Rangkaian kunjungan Raja Belanda ke Indonesia mendapat respon beragam dari berbagai pihak. Dalam kasus lain, ketika Presiden RI berencana minta maaf kepada keluarga PKI, ada konsekuensi yang harus dibayar. Bukan sekedar minta maaf, tetapi negara juga menanggung ganti rugi. Di Belanda, hanya sebagian kecil melalui upaya Jeffry Bung Karno melalui organisasi yang dipimpinnya, Komite Utang Kehormatan Belanda, telah memenangkan sejumlah kasus pengadilan untuk janda dan anak-anak Indonesia.

Simbol permintaan maaf ditandai dengan kembalinya keris Nogo Siluman milik Pangeran Diponegoro. Secara resmi benda pusaka ini diserahkan oleh Raja Willem-Alexander kepada Presiden Joko Widodo. Keris yang sudah berpindah dari Nusantara sejak tahun 1831 kini menjadi koleksi Museum Nasional Indonesia. Hal tersebut membuat masyarakat melayangkan tuntutan lain terkait pengembalian benda bersejarah, diantaranya bendera Singamangaraja XII dan arsip tulisan tangan Bung Karno

Belanda sebagai negara yang bebas dan negara yang demokratis. Kita semua ingin mengakhiri berbagai prasangka, sayangnya sikap dan kebijakan kolonial terus ditunjukkan. International Criminal Court yang berbasis di Den Haag seakan berbanding terbalik dengan berbagai kasus yang belum terselesaikan. Den Haag secara internasional dipandang sebagai kota perdamaian dan keadilan, sejatinya adalah tamparan di muka semua orang yang mengetahui wajah asli Belanda.

Memori Kolektif
Memori kolektif sebagai pengalaman hidup bersama yang bersifat asli dan telah mengalami proses budaya. Memori kolektif perasaan senasib seperjuangan menyatukan berbagai suku, agama dan bahasa berwujud Indonesia.Merdeka atau mati menjadi spirit gelombang pergerakan, bahwa sesungguhnya kemerdekaan itu ialah hak segala bangsa dan oleh sebab itu, maka penjajahan di atas dunia harus dihapuskan karena tidak sesuai dengan perikemanusiaan dan perikeadilan.

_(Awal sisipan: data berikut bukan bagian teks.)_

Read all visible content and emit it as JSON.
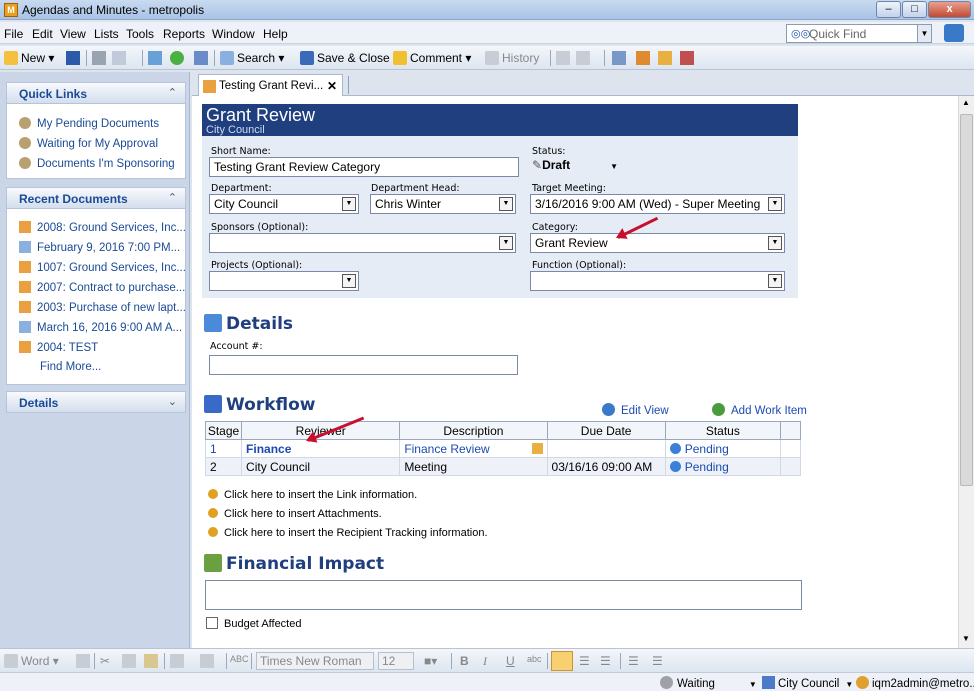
{
  "window": {
    "title": "Agendas and Minutes - metropolis"
  },
  "menu": [
    "File",
    "Edit",
    "View",
    "Lists",
    "Tools",
    "Reports",
    "Window",
    "Help"
  ],
  "quickfind": {
    "placeholder": "Quick Find"
  },
  "toolbar": {
    "new": "New",
    "search": "Search",
    "save_close": "Save & Close",
    "comment": "Comment",
    "history": "History"
  },
  "sidebar": {
    "quick_links": {
      "title": "Quick Links",
      "items": [
        "My Pending Documents",
        "Waiting for My Approval",
        "Documents I'm Sponsoring"
      ]
    },
    "recent": {
      "title": "Recent Documents",
      "items": [
        "2008: Ground Services, Inc...",
        "February 9, 2016 7:00 PM...",
        "1007: Ground Services, Inc...",
        "2007: Contract to purchase...",
        "2003: Purchase of new lapt...",
        "March 16, 2016 9:00 AM A...",
        "2004: TEST"
      ],
      "find_more": "Find More..."
    },
    "details": {
      "title": "Details"
    }
  },
  "tab": {
    "label": "Testing Grant Revi..."
  },
  "form": {
    "title": "Grant Review",
    "subtitle": "City Council",
    "short_name_label": "Short Name:",
    "short_name": "Testing Grant Review Category",
    "status_label": "Status:",
    "status": "Draft",
    "department_label": "Department:",
    "department": "City Council",
    "dept_head_label": "Department Head:",
    "dept_head": "Chris Winter",
    "target_meeting_label": "Target Meeting:",
    "target_meeting": "3/16/2016 9:00 AM (Wed) - Super Meeting",
    "sponsors_label": "Sponsors (Optional):",
    "category_label": "Category:",
    "category": "Grant Review",
    "projects_label": "Projects (Optional):",
    "function_label": "Function (Optional):"
  },
  "details": {
    "title": "Details",
    "account_label": "Account #:"
  },
  "workflow": {
    "title": "Workflow",
    "edit_view": "Edit View",
    "add_item": "Add Work Item",
    "columns": [
      "Stage",
      "Reviewer",
      "Description",
      "Due Date",
      "Status"
    ],
    "rows": [
      {
        "stage": "1",
        "reviewer": "Finance",
        "description": "Finance Review",
        "due": "",
        "status": "Pending"
      },
      {
        "stage": "2",
        "reviewer": "City Council",
        "description": "Meeting",
        "due": "03/16/16 09:00 AM",
        "status": "Pending"
      }
    ]
  },
  "inserts": [
    "Click here to insert the Link information.",
    "Click here to insert Attachments.",
    "Click here to insert the Recipient Tracking information."
  ],
  "financial": {
    "title": "Financial Impact",
    "budget_label": "Budget Affected"
  },
  "format": {
    "word": "Word",
    "font": "Times New Roman",
    "size": "12"
  },
  "status": {
    "waiting": "Waiting",
    "council": "City Council",
    "user": "iqm2admin@metro..."
  }
}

Harga diri manusia Indonesia ada pada 17 Agustus 1945. Selama konstitusi Belanda belum merevisi pengakuan kemerdekaan Indonesia tahun 1949 menjadi 1945, permintaan maaf hanya sekedar pemanis buatan. Belanda masih menganggap harga manusia Indonesia dan bangsanya seperti berabad-abad sebelumnya, seakan-akan mereka yang berhak memanfaatkan sumber daya alam Indonesia. Ini seperti mengembalikan memori kolektif tindakan rasis yang tertulis pada plakat di banyak restoran dan kolam renang selama masa colonial: Forbidden for dogs and natives (Anjing dan pribumi dilarang masuk).

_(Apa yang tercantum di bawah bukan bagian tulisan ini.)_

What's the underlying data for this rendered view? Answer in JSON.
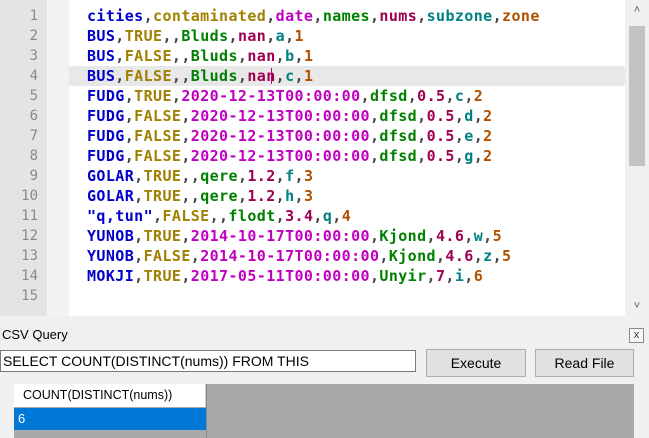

Keadilan terus diperjuangkan dan proses hukum senantiasa mengancam citra Belanda yang berdarah. Untuk meredam dampak negatif dari kasus-kasus yang telah ada di pengadilan, pemerintah Belanda berpura-pura bertanggung jawab pada tahun 2017 dengan membiayai penyelidikan skala besar terhadap peristiwa 1945-1959. Namun segera setelah proyek tersebut diluncurkan, penelitian ini penuh kontroversial. Para peneliti justru berbicara tentang kekerasan “di kedua belah pihak”, seolah-oleh Belanda bukan menjajah tetapi sebagai mitra yang setara. Mereka seakan sengaja melupakan betapa besar sumber daya alam yang dieksploitasi Belanda.

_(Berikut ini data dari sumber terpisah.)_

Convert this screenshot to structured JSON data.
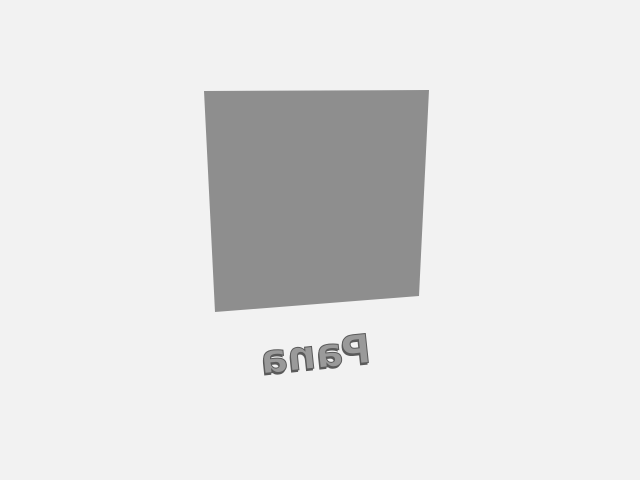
{
  "scene": {
    "background_color": "#f2f2f2",
    "panel": {
      "color": "#8e8e8e"
    },
    "label": {
      "text": "Pana",
      "color": "#9a9a9a",
      "outline_color": "#5a5a5a",
      "orientation": "mirrored"
    }
  }
}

Pada Desember 2019, sebuah laporan TV Belanda mengilustrasikan warisan kolonial yang salah satunya menyoroti warisan besar leluhur William-Alexander, Ratu Juliana. Laporan tersebut tidak mengungkapkan lebih jauh bagaimana Negeri Belanda menjadi begitu kaya. Pembahasan hanya seputar kesepakatan yang menguntungkan dan keberhasilan keluarga kerajaan dalam bernegosiasi. Maka, untuk mencapai keadilan social dalam konteks ini kita perlu mengingat kembali sebuah adagium dari tokoh pergerakan nasional, Tan Malaka, bahwa tuan rumah tidak akan berunding dengan maling yang menjarah rumahnya.